Fusion of phospholipid vesicles with planar phospholipid bilayer membranes. I. Discharge of vesicular contents across the planar membrane.

Multilamellar phospholipid vesicles are introduced into the cis compartment on one side of a planar phospholipid bilayer membrane. The vesicles contain a water-soluble fluorescent dye trapped in the aqueous phases between the lamellae. If a vesicle containing n lamellae fuses with a planar membrane, an n-1 lamellar vesicle should be discharged into the opposite trans compartment, where it would appear as a discernible fluorescent particle. Thus, fusion events can be assayed by counting the number of fluorescent particles appearing in the trans compartment.
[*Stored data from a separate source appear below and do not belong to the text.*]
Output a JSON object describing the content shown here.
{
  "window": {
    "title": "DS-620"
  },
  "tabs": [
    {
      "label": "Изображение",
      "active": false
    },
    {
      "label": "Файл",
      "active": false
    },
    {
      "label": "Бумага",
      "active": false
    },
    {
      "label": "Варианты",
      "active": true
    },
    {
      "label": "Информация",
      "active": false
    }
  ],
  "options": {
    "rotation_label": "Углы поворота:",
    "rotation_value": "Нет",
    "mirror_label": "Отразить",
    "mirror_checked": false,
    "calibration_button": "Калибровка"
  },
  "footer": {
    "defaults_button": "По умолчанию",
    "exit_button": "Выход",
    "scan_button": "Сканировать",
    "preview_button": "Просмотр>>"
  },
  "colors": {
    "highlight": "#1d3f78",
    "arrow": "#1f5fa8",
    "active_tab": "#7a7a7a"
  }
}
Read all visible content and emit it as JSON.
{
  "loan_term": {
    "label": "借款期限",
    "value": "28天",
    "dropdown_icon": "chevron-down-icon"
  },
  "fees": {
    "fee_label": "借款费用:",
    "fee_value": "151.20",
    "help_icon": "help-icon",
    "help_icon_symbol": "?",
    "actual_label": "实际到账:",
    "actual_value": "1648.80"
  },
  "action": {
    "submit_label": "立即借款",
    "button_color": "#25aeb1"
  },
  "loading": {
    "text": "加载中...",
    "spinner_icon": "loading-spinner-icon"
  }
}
In the absence of divalent cation, fusion does not occur, even after vesicles have been in the cis compartment for 40 min. When CaCl2 is introduced into the cis compartment to a concentration of greater than or equal to 20 mM, fusion occurs within the next 20 min; it generally ceases thereafter because of vesicle aggregation in the cis compartment. With approximately 3 x 10(8) vesicles/cm3 in the cis compartment, about 25-50 fusion events occur following CaCl2 addition. The discharge of vesicular contents across the planar membrane is the most convincing evidence of vesicle-membrane fusion and serves as a model for that ubiquitous biological phenomenon--exocytosis.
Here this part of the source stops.